As the Bangor Daily News Maine Focus team has chronicled, disciplinary records and other documents that may disqualify someone from a job are too often shielded from public scrutiny, and even from the public officials making hiring decisions.
In the most recent instance the team has reported on, a police chief in the town of Millinocket was hired despite past incidents that raise serious concerns about his credibility and leadership. In less than two years, that decision resulted in the town agreeing to pay $240,000 in settlements with two officers who complained of harassment and bullying by the chief, plus tens of thousands of dollars in additional legal fees. There was also a citizen petition drive calling for the termination of the chief, town manager and town attorney and, in December, the Millinocket Police Department was dissolved.
This situation may have been avoided if town officials had access to agreements and documentation about the chief’s previous actions.
Similarly, confidentiality and poor record keeping has enabled county sheriff employees with poor disciplinary records to move from department to department, which the BDN also detailed.
Bills currently under consideration in the Maine Legislature would improve transparency and accountability. This is an important start to ensuring that law enforcement personnel with troubling pasts don’t move from department to department.
“There has been a recent series done in the Maine Focus section of the Bangor Daily News by several investigative reporters clearly showing there is a serious problem of lack of oversight of law enforcement statewide and agencywide. As with other issues plaguing our state, prevention seems like a more efficient way to start,” Susan D’Alessandro of Millinocket told the Criminal Justice and Public Safety Committee last month in support of two of the bills. “However, the veil of secrecy has somehow taken over our state and prevents potential employers from knowing the history of a person who is trusted with protecting people’s lives.
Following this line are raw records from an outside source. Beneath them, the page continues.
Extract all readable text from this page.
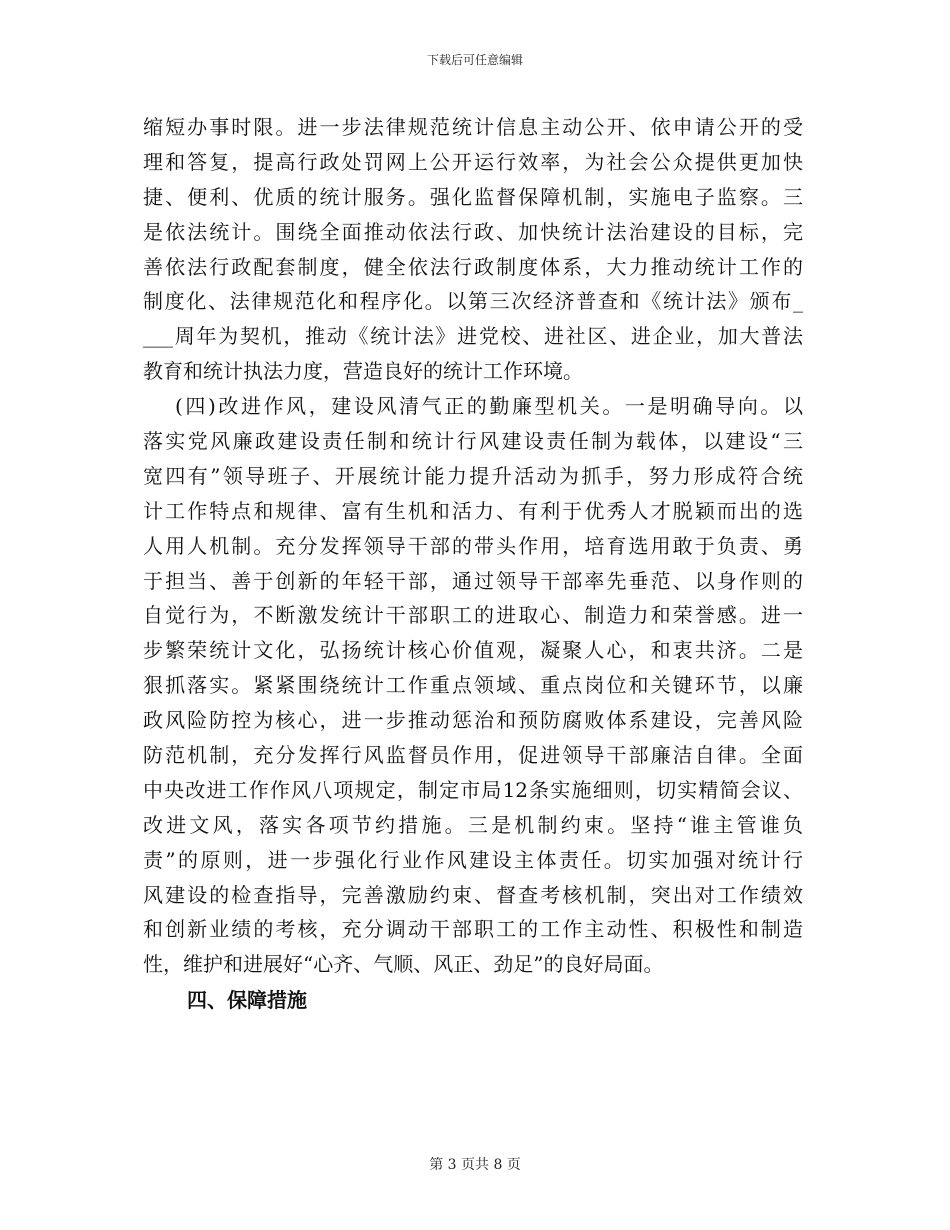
下载后可任意编辑
缩短办事时限。进一步法律规范统计信息主动公开、依申请公开的受
理和答复，提高行政处罚网上公开运行效率，为社会公众提供更加快
捷、便利、优质的统计服务。强化监督保障机制，实施电子监察。三
是依法统计。围绕全面推动依法行政、加快统计法治建设的目标，完
善依法行政配套制度，健全依法行政制度体系，大力推动统计工作的
制度化、法律规范化和程序化。以第三次经济普查和《统计法》颁布_
___周年为契机，推动《统计法》进党校、进社区、进企业，加大普法
教育和统计执法力度，营造良好的统计工作环境。
(四)改进作风，建设风清气正的勤廉型机关。一是明确导向。以
落实党风廉政建设责任制和统计行风建设责任制为载体，以建设“三
宽四有”领导班子、开展统计能力提升活动为抓手，努力形成符合统
计工作特点和规律、富有生机和活力、有利于优秀人才脱颖而出的选
人用人机制。充分发挥领导干部的带头作用，培育选用敢于负责、勇
于担当、善于创新的年轻干部，通过领导干部率先垂范、以身作则的
自觉行为，不断激发统计干部职工的进取心、制造力和荣誉感。进一
步繁荣统计文化，弘扬统计核心价值观，凝聚人心，和衷共济。二是
狠抓落实。紧紧围绕统计工作重点领域、重点岗位和关键环节，以廉
政风险防控为核心，进一步推动惩治和预防腐败体系建设，完善风险
防范机制，充分发挥行风监督员作用，促进领导干部廉洁自律。全面
中央改进工作作风八项规定，制定市局12条实施细则，切实精简会议、
改进文风，落实各项节约措施。三是机制约束。坚持“谁主管谁负
责”的原则，进一步强化行业作风建设主体责任。切实加强对统计行
风建设的检查指导，完善激励约束、督查考核机制，突出对工作绩效
和创新业绩的考核，充分调动干部职工的工作主动性、积极性和制造
性，维护和进展好“心齐、气顺、风正、劲足”的良好局面。
四、保障措施
第 3 页共 8 页
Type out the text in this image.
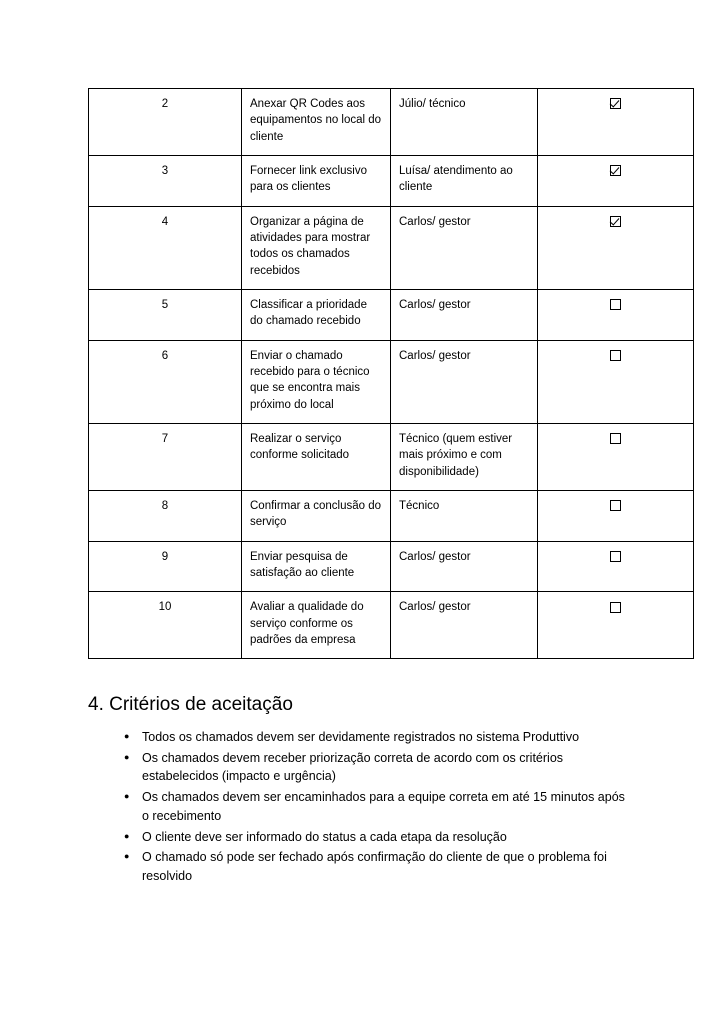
2	Anexar QR Codes aos equipamentos no local do cliente	Júlio/ técnico	
3	Fornecer link exclusivo para os clientes	Luísa/ atendimento ao cliente	
4	Organizar a página de atividades para mostrar todos os chamados recebidos	Carlos/ gestor	
5	Classificar a prioridade do chamado recebido	Carlos/ gestor	
6	Enviar o chamado recebido para o técnico que se encontra mais próximo do local	Carlos/ gestor	
7	Realizar o serviço conforme solicitado	Técnico (quem estiver mais próximo e com disponibilidade)	
8	Confirmar a conclusão do serviço	Técnico	
9	Enviar pesquisa de satisfação ao cliente	Carlos/ gestor	
10	Avaliar a qualidade do serviço conforme os padrões da empresa	Carlos/ gestor	
4. Critérios de aceitação
● Todos os chamados devem ser devidamente registrados no sistema Produttivo
● Os chamados devem receber priorização correta de acordo com os critérios estabelecidos (impacto e urgência)
● Os chamados devem ser encaminhados para a equipe correta em até 15 minutos após o recebimento
● O cliente deve ser informado do status a cada etapa da resolução
● O chamado só pode ser fechado após confirmação do cliente de que o problema foi resolvido
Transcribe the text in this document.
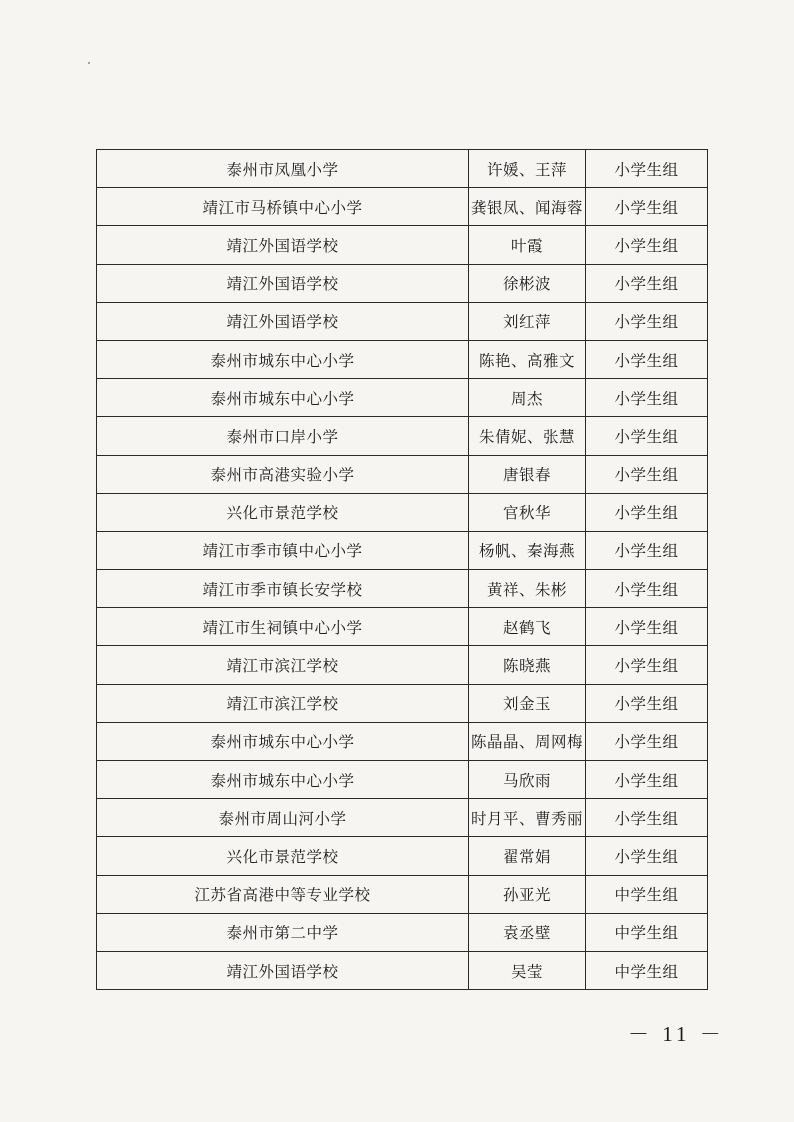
泰州市凤凰小学	许媛、王萍	小学生组
靖江市马桥镇中心小学	龚银凤、闻海蓉	小学生组
靖江外国语学校	叶霞	小学生组
靖江外国语学校	徐彬波	小学生组
靖江外国语学校	刘红萍	小学生组
泰州市城东中心小学	陈艳、高雅文	小学生组
泰州市城东中心小学	周杰	小学生组
泰州市口岸小学	朱倩妮、张慧	小学生组
泰州市高港实验小学	唐银春	小学生组
兴化市景范学校	官秋华	小学生组
靖江市季市镇中心小学	杨帆、秦海燕	小学生组
靖江市季市镇长安学校	黄祥、朱彬	小学生组
靖江市生祠镇中心小学	赵鹤飞	小学生组
靖江市滨江学校	陈晓燕	小学生组
靖江市滨江学校	刘金玉	小学生组
泰州市城东中心小学	陈晶晶、周网梅	小学生组
泰州市城东中心小学	马欣雨	小学生组
泰州市周山河小学	时月平、曹秀丽	小学生组
兴化市景范学校	翟常娟	小学生组
江苏省高港中等专业学校	孙亚光	中学生组
泰州市第二中学	袁丞壁	中学生组
靖江外国语学校	吴莹	中学生组
－ 11 －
Sadly, the genie is out of the bottle and in my opinion, these bills are a start to correcting that serious problem.”
In Millinocket, Craig Worster began his job as police chief in April 2019. He was hired by the town manager, with little input or oversight from the town’s board of selectmen.
Worster came to Millinocket from Wiscasset where he had been a sergeant with the police department. He resigned from that job in December 2018 after an internal investigation. Worster agreed to resign and Wiscasset agreed to only talk about the investigation if asked and, if that happened, to only say the investigation had been closed without findings, according to a legal agreement reached between the two sides. The purpose of the internal investigation remains hidden from public view, the BDN reported.
In 2015, Worster resigned from the police department in Ridgefield, Connecticut, the day after he was questioned as part of another internal investigation. The inquiry determined he made “sexually explicit comments, innuendo” and that his behavior created a “hostile work environment,” according to the internal investigation report.
After Worster left Wiscasset, the local district attorney’s office took the unusual step of presenting information to a defendant that called Worster’s credibility as a court witness into question, according to the BDN. A district attorney’s decision to brand an officer as potentially not credible can damage or end an officer’s career and imperil criminal prosecutions with which they’re involved.
While Worster was chief, two of his employees filed complaints against him, alleging bullying, harassment and other undisclosed actions. The town paid $240,000 to settle claims from the former employees.
In September, the town council fired the town manager who hired Worster. A new town manager fired Worster in December. A few days later, the town council disbanded the police department and handed over policing duties to neighboring East Millinocket.
In February, the Millinocket Personnel Appeals Board reversed Worster’s firing, essentially giving him back a job that no longer exists.
We don’t know for sure if better transparency and sharing of personnel records could have avoided this saga, but it sure seems likely.
“I don’t think the public is going to stand for this being so opaque forever. Nor should they. You should be able to know,” Lincoln County District Attorney Natasha Irving told the BDN. “These are people paid by the taxpayers to protect and serve.”
Most law enforcement officers serve admirably, sometimes putting their lives at risk to protect their communities. That’s why it is so important for misconduct to be clearly reported and acted upon so that such instances do not take away from that admirable service.
The Legislature is on the right track in considering changes to require transparency and to end the era of shielding disciplinary records of public employees from public view.